MTP is explained by first detailing its predecessor, Speculative Decoding (SSD). SSD involves using a smaller, faster “draft” model to predict upcoming tokens for a larger, more accurate “main” model. If the smaller model’s predictions are correct, the larger model can process them quickly, leading to speed gains. However, SSD requires loading two models and can suffer performance hits if the draft model’s predictions are often inaccurate. MTP improves upon this by performing similar speculative decoding within a single model, thereby eliminating the need for a separate draft model, reducing memory overhead, and mitigating the risks associated with an inaccurate secondary model.

To leverage MTP’s benefits, users are advised to update their Llama.cpp installation to the latest version and download MTP-enabled quantizations of their desired models from platforms like Hugging Face; older model files will not support the new feature. Crucially, MTP’s performance is influenced by a configurable parameter called draft-n-max, which dictates how many tokens ahead the model attempts to predict. The video demonstrates that while a draft-n-max of 1 can yield a substantial speed increase (e.g., from 45 TPS to 55 TPS), setting it too high (e.g., 6) can ironically lead to a performance decline (to around 30 TPS). Therefore, users must experiment and tune this parameter to find the optimal balance for their specific hardware and use case. MTP is already supported by models like Deepseek V3/V4, NVIDIA Nemotron-3, and dense Qwen 3.5/3.6 models, though MoE (Mixture of Experts) models may not benefit as much.

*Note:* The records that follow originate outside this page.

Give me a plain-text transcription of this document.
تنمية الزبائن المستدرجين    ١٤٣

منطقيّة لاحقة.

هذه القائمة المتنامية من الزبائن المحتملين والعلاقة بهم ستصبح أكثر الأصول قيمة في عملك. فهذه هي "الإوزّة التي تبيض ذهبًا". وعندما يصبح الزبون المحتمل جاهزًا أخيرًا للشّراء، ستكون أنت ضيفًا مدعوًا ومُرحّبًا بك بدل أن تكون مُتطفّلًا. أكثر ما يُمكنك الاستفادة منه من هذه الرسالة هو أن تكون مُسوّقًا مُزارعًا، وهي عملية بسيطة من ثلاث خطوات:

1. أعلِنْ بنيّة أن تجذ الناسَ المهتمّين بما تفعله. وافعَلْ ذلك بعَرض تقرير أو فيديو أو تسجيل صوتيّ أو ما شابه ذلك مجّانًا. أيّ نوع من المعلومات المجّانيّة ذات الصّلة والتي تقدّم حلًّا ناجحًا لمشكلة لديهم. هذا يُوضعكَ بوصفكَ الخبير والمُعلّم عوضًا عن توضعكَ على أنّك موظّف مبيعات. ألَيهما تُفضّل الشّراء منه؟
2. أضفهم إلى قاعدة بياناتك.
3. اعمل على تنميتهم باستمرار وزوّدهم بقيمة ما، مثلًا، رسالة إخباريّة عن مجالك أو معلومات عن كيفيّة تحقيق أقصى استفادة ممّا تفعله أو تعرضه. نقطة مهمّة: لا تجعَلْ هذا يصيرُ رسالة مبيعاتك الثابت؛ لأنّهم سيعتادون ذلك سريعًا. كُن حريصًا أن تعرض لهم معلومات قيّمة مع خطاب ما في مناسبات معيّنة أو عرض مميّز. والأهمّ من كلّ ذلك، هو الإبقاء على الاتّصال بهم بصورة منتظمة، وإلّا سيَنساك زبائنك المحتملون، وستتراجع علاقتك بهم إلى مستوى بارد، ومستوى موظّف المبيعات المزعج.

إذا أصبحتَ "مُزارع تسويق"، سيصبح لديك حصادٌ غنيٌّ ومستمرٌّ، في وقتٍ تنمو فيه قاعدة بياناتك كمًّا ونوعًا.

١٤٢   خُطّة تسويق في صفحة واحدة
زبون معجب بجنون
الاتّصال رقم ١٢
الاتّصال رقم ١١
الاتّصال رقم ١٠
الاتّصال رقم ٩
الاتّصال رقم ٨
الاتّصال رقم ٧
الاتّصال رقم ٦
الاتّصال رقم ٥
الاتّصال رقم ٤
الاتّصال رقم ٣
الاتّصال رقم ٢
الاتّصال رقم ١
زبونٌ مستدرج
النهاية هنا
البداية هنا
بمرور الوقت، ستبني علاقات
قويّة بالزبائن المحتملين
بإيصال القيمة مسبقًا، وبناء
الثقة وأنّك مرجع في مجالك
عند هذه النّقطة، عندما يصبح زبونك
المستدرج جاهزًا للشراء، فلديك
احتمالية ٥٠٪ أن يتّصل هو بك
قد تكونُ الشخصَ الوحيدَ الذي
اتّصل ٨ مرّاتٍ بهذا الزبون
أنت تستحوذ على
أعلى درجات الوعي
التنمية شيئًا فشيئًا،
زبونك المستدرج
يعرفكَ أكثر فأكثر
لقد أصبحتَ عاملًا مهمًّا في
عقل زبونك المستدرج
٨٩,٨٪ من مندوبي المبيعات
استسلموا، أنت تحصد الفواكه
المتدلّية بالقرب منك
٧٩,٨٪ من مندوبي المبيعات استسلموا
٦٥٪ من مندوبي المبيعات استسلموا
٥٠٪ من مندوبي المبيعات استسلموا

In conclusion, MTP represents a valuable, “free performance” enhancement for local AI inference. It signifies a continuous push towards making sophisticated LLMs more efficient and practical for personal devices, lessening the reliance on costly cloud-based solutions. This ongoing innovation in software allows users to experience advanced AI capabilities directly on their machines, reinforcing AI’s role as an accessible and powerful tool for everyday tasks.

Description

MTP (Multi-Token prediction) is not a new idea, but it is finally supported in the beloved llama.cpp engine! MTP is basically SSD (Speculative Decoding) but all packaged into a single model! Depending on model/hardware you can get up to 2x faster TPS with no downside!

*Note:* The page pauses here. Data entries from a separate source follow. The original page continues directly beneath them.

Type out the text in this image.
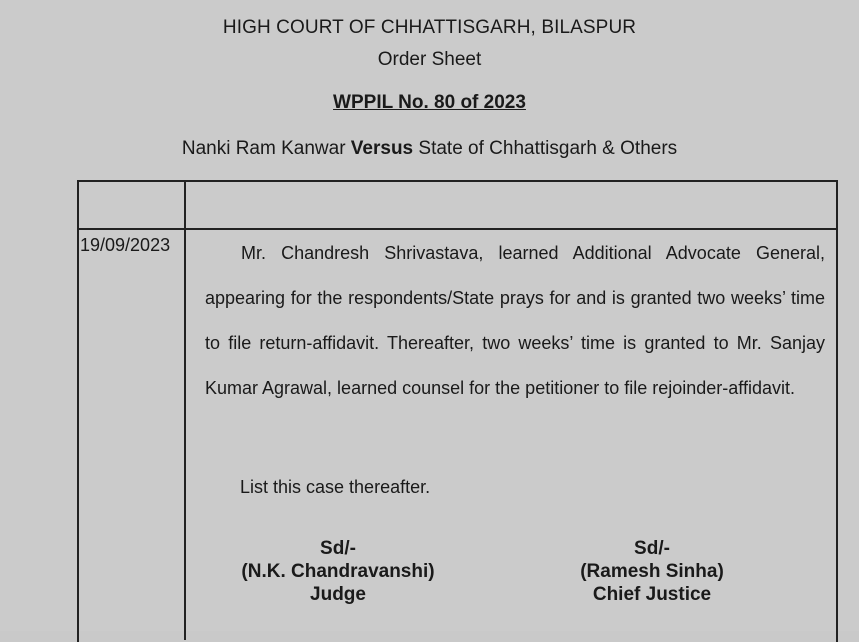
HIGH COURT OF CHHATTISGARH, BILASPUR
Order Sheet
WPPIL No. 80 of 2023
Nanki Ram Kanwar Versus State of Chhattisgarh & Others
19/09/2023	Mr. Chandresh Shrivastava, learned Additional Advocate General, appearing for the respondents/State prays for and is granted two weeks’ time to file return-affidavit. Thereafter, two weeks’ time is granted to Mr. Sanjay Kumar Agrawal, learned counsel for the petitioner to file rejoinder-affidavit.
List this case thereafter.
Sd/-
(N.K. Chandravanshi)
Judge
Sd/-
(Ramesh Sinha)
Chief Justice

Not every model supports MTP, and if you are using something like Qwen3.5 or Qwen3.6, youll need to redownload your GGUF file with MTP support since this was merged so recently. That being said, you can I was getting 25% faster TPS on my M4 Pro but depending on hardware you can get a lot more.

All of this comes without any accuracy tradeoffs, you just get more TPS on the exact same hardware with a simple llama.cpp config option! Pretty cool and I am happy this got merged finally since its likely we see a lot more MTP models in the future.

Links : LLamacpp PR: https://github.com/ggml-org/llama.cpp/pull/22673 Download Llamacpp: https://github.com/ggml-org/llama.cpp/releases/tag/b9209 AnythingLLM: https://github.com/Mintplex-Labs/anything-llm Qwen 3.5 9B MTP GGUF example: https://huggingface.co/unsloth/Qwen3.5-9B-MTP-GGUF

Chapters : 0:00 Local AI is improving fast 1:35 Intro to AnythingLLM 2:35 MTP (Multi Token Prediction) is merged! 3:18 What is MTP? 5:37 What models support MTP? 7:20 MTP support is still in progress! 7:53 Here is the annoying part… 9:53 How to run llama.cpp with MTP support locally! 11:28 Benchmarking, running and tuning MTP for local AI 15:25 MTP is a welcome addition to local AI for llama.cpp!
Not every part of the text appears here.